The concessions to be offered by Airtours are expected to include guaranteed places for independents on the enlarged group's chartered airlines and the disposal of several First Choice business, including Unijet, the airline operator First Choice bought for pounds 110m last July.
But analysts say the Commission will accept nothing less than the creation of a fourth UK operator to resolve competition issues. This would mean Airtours selling such a large chunk of the assets it hopes to acquire, perhaps including First Choice's main airline arm, Air 2000, that the takeover would become economically unfeasible. One said: "If that is what Airtours needs to do to placate the Commission, it torpedoes the economics of the acquisition." First Choice shareholders, who earlier this year rejected an approach from Kuoni, the Swiss firm, would be unlikely to accept such a deal.

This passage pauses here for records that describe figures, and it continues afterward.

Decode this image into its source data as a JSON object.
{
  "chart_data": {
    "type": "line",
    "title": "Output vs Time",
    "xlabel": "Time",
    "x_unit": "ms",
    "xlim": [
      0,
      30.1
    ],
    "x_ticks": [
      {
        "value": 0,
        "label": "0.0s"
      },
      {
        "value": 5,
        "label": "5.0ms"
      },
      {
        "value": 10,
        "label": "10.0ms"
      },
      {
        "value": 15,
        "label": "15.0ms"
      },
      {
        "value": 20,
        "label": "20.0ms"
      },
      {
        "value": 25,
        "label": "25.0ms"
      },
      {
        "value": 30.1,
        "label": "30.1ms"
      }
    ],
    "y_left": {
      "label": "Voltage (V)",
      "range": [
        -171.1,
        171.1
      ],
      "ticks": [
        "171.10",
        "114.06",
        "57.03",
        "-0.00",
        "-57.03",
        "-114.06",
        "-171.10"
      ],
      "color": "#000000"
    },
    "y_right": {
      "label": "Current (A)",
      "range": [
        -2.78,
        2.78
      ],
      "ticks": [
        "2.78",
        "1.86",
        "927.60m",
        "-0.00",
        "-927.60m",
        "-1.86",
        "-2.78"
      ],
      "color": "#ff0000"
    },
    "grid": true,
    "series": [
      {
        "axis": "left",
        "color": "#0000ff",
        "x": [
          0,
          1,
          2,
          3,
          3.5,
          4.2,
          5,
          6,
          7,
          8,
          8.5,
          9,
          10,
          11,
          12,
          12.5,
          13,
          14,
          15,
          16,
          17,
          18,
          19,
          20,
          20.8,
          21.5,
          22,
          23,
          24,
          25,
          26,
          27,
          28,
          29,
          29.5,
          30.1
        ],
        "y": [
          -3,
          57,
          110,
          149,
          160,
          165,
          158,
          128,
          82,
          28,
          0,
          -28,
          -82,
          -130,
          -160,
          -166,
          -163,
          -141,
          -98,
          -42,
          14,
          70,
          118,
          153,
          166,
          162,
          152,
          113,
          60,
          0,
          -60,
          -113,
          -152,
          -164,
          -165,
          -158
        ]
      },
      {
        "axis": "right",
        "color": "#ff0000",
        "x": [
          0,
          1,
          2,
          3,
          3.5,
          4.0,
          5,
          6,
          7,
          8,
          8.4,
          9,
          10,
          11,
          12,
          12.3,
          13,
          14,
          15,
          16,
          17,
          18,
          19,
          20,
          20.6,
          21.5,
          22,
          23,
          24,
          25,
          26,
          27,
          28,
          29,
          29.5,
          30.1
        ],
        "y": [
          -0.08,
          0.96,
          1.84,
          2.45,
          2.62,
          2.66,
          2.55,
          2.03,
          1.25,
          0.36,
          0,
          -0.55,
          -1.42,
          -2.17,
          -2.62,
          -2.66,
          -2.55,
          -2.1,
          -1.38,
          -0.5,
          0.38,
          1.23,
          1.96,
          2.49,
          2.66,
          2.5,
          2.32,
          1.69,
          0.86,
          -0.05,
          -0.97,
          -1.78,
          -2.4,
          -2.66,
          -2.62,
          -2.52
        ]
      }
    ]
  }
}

It is understood Airtours has already offered to sell two First Choice businesses: Viking Aviation, the aircraft-seat broking arm of Unijet, and Eclipse, which sells holidays over the phone. But the Commission is said to have requested further disposals.
A sale of Unijet would shave pounds 10m to pounds 15m off the pounds 35m of cost-savings Airtours hoped to generate from its link-up with First Choice. One analyst also raised doubts about selling Unijet as a separate unit, as it has been integrated with Air 2000 by First Choice.
Tim Byrne, Airtours' finance director refused to comment yesterday on the possible terms of its proposed bid, but said if an agreement was reached with the Commission, the company would then have 21 days to make a second offer to First Choice.
Meanwhile, First Choice yesterday named Peter Long, the company's managing director, as its new chief executive. The restructuring also includes the appointment of Dermot Blastland to the board as managing director of UK and Ireland tour operations and the planned shifting of chairman Ian Clubb to a non-executive role.